The lab’s initial studies were published in 2016. They were further inspired by a parallel breakthrough by a group at Massachusetts Institute of Technology who produced a postage-stamp-sized device out of silicon and lithium that harvested energy via the effect Pint and his team were investigating.
In response, the Vanderbilt researchers decided to go as thin as possible by using black phosphorus nanosheets: A material has become the latest darling of the 2D materials research community because of its attractive electrical, optical and electrochemical properties.
Because the basic building blocks of the harvester are about 1/5000th the thickness of a human hair, the engineers can make their devices as thin or as thick as needed for specific applications. They have found that bending their prototype devices produces as much as 40 microwatts per square foot and can sustain current generation over the full duration of movements as slow as 0.01 Hertz, one cycle every 100 seconds.
The researchers acknowledge that one of the challenges they face is the relatively low voltage that their device produces. It’s in the millivolt range. However, they are applying their fundamental insights of the process to step up the voltage. They are also exploring the design of electrical components, like LCD displays, that operate at lower than normal voltages.
“One of the peer reviewers for our paper raised the question of safety,” Pint said. “That isn’t a problem here. Batteries usually catch on fire when the positive and negative electrodes are shorted, which ignites the electrolyte. Because our harvester has two identical electrodes, shorting it will do nothing more than inhibit the device from harvesting energy. It is true that our prototype will catch on fire if you put it under a blowtorch but we can eliminate even this concern by using a solid-state electrolyte.”
One of the more futuristic applications of this technology might be electrified clothing.
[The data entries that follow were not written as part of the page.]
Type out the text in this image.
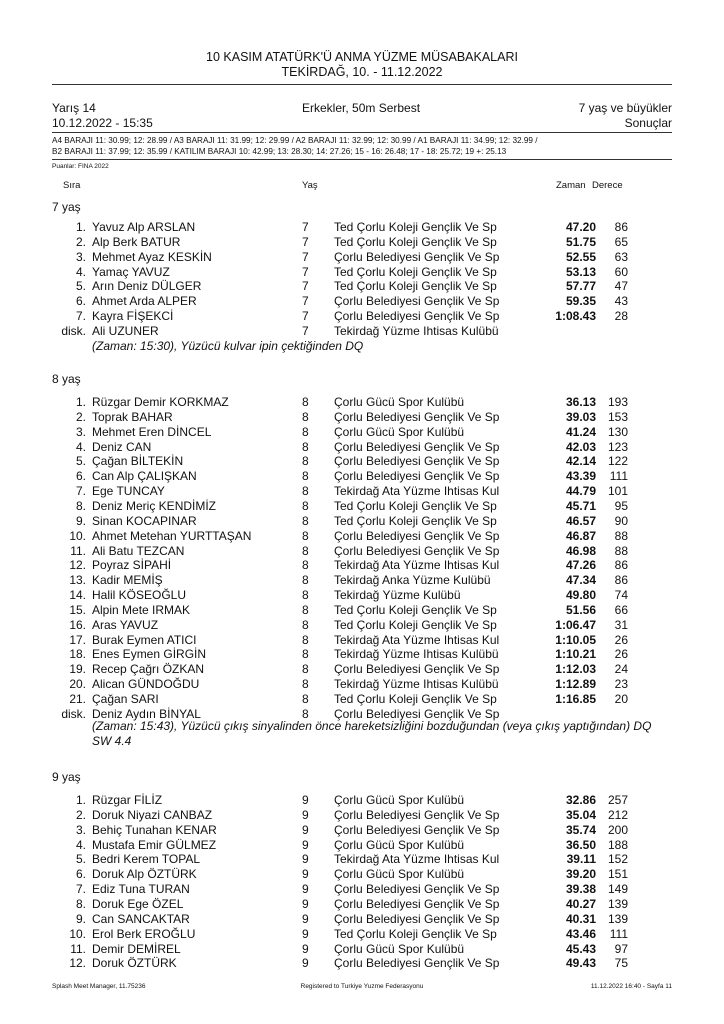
10 KASIM ATATÜRK'Ü ANMA YÜZME MÜSABAKALARI
TEKİRDAĞ, 10. - 11.12.2022
Yarış 14
10.12.2022 - 15:35
Erkekler, 50m Serbest	7 yaş ve büyükler
Sonuçlar
A4 BARAJI 11: 30.99; 12: 28.99 / A3 BARAJI 11: 31.99; 12: 29.99 / A2 BARAJI 11: 32.99; 12: 30.99 / A1 BARAJI 11: 34.99; 12: 32.99 /
B2 BARAJI 11: 37.99; 12: 35.99 / KATILIM BARAJI 10: 42.99; 13: 28.30; 14: 27.26; 15 - 16: 26.48; 17 - 18: 25.72; 19 +: 25.13
Puanlar: FINA 2022
Sıra	Yaş	Zaman Derece
7 yaş
1. Yavuz Alp ARSLAN	7 Ted Çorlu Koleji Gençlik Ve Sp	47.20 86
2. Alp Berk BATUR	7 Ted Çorlu Koleji Gençlik Ve Sp	51.75 65
3. Mehmet Ayaz KESKİN	7 Çorlu Belediyesi Gençlik Ve Sp	52.55 63
4. Yamaç YAVUZ	7 Ted Çorlu Koleji Gençlik Ve Sp	53.13 60
5. Arın Deniz DÜLGER	7 Ted Çorlu Koleji Gençlik Ve Sp	57.77 47
6. Ahmet Arda ALPER	7 Çorlu Belediyesi Gençlik Ve Sp	59.35 43
7. Kayra FİŞEKCİ	7 Çorlu Belediyesi Gençlik Ve Sp	1:08.43 28
disk. Ali UZUNER	7 Tekirdağ Yüzme Ihtisas Kulübü
(Zaman: 15:30), Yüzücü kulvar ipin çektiğinden DQ
8 yaş
1. Rüzgar Demir KORKMAZ	8 Çorlu Gücü Spor Kulübü	36.13 193
2. Toprak BAHAR	8 Çorlu Belediyesi Gençlik Ve Sp	39.03 153
3. Mehmet Eren DİNCEL	8 Çorlu Gücü Spor Kulübü	41.24 130
4. Deniz CAN	8 Çorlu Belediyesi Gençlik Ve Sp	42.03 123
5. Çağan BİLTEKİN	8 Çorlu Belediyesi Gençlik Ve Sp	42.14 122
6. Can Alp ÇALIŞKAN	8 Çorlu Belediyesi Gençlik Ve Sp	43.39 111
7. Ege TUNCAY	8 Tekirdağ Ata Yüzme Ihtisas Kul	44.79 101
8. Deniz Meriç KENDİMİZ	8 Ted Çorlu Koleji Gençlik Ve Sp	45.71 95
9. Sinan KOCAPINAR	8 Ted Çorlu Koleji Gençlik Ve Sp	46.57 90
10. Ahmet Metehan YURTTAŞAN	8 Çorlu Belediyesi Gençlik Ve Sp	46.87 88
11. Ali Batu TEZCAN	8 Çorlu Belediyesi Gençlik Ve Sp	46.98 88
12. Poyraz SİPAHİ	8 Tekirdağ Ata Yüzme Ihtisas Kul	47.26 86
13. Kadir MEMİŞ	8 Tekirdağ Anka Yüzme Kulübü	47.34 86
14. Halil KÖSEOĞLU	8 Tekirdağ Yüzme Kulübü	49.80 74
15. Alpin Mete IRMAK	8 Ted Çorlu Koleji Gençlik Ve Sp	51.56 66
16. Aras YAVUZ	8 Ted Çorlu Koleji Gençlik Ve Sp	1:06.47 31
17. Burak Eymen ATICI	8 Tekirdağ Ata Yüzme Ihtisas Kul	1:10.05 26
18. Enes Eymen GİRGİN	8 Tekirdağ Yüzme Ihtisas Kulübü	1:10.21 26
19. Recep Çağrı ÖZKAN	8 Çorlu Belediyesi Gençlik Ve Sp	1:12.03 24
20. Alican GÜNDOĞDU	8 Tekirdağ Yüzme Ihtisas Kulübü	1:12.89 23
21. Çağan SARI	8 Ted Çorlu Koleji Gençlik Ve Sp	1:16.85 20
disk. Deniz Aydın BİNYAL	8 Çorlu Belediyesi Gençlik Ve Sp
(Zaman: 15:43), Yüzücü çıkış sinyalinden önce hareketsizliğini bozduğundan (veya çıkış yaptığından) DQ
SW 4.4
9 yaş
1. Rüzgar FİLİZ	9 Çorlu Gücü Spor Kulübü	32.86 257
2. Doruk Niyazi CANBAZ	9 Çorlu Belediyesi Gençlik Ve Sp	35.04 212
3. Behiç Tunahan KENAR	9 Çorlu Belediyesi Gençlik Ve Sp	35.74 200
4. Mustafa Emir GÜLMEZ	9 Çorlu Gücü Spor Kulübü	36.50 188
5. Bedri Kerem TOPAL	9 Tekirdağ Ata Yüzme Ihtisas Kul	39.11 152
6. Doruk Alp ÖZTÜRK	9 Çorlu Gücü Spor Kulübü	39.20 151
7. Ediz Tuna TURAN	9 Çorlu Belediyesi Gençlik Ve Sp	39.38 149
8. Doruk Ege ÖZEL	9 Çorlu Belediyesi Gençlik Ve Sp	40.27 139
9. Can SANCAKTAR	9 Çorlu Belediyesi Gençlik Ve Sp	40.31 139
10. Erol Berk EROĞLU	9 Ted Çorlu Koleji Gençlik Ve Sp	43.46 111
11. Demir DEMİREL	9 Çorlu Gücü Spor Kulübü	45.43 97
12. Doruk ÖZTÜRK	9 Çorlu Belediyesi Gençlik Ve Sp	49.43 75
Splash Meet Manager, 11.75236	Registered to Turkiye Yuzme Federasyonu	11.12.2022 16:40 - Sayfa 11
It could power clothes impregnated with liquid crystal displays that allow wearers to change colors and patterns with a swipe on their smartphone. “We are already measuring performance within the ballpark for the power requirement for a medium-sized low-power LCD display when scaling the performance to thickness and areas of the clothes we wear.” Pint said.
Pint also believes there are potential applications for their device beyond power systems. “When incorporated into clothing, our device can translate human motion into an electrical signal with high sensitivity that could provide a historical record of our movements. Or clothes that track our motions in three dimensions could be integrated with virtual reality technology. There are many directions that this could go.”
Vanderbilt doctoral students Rachel Carter, currently a postdoctoral researcher at the Naval Research Laboratory, and Nicholas Galioto, an undergraduate mechanical engineering student also contributed to the research, which was supported by National Science Foundation grant CMMI 1400424 and Vanderbilt University’s discovery grant program.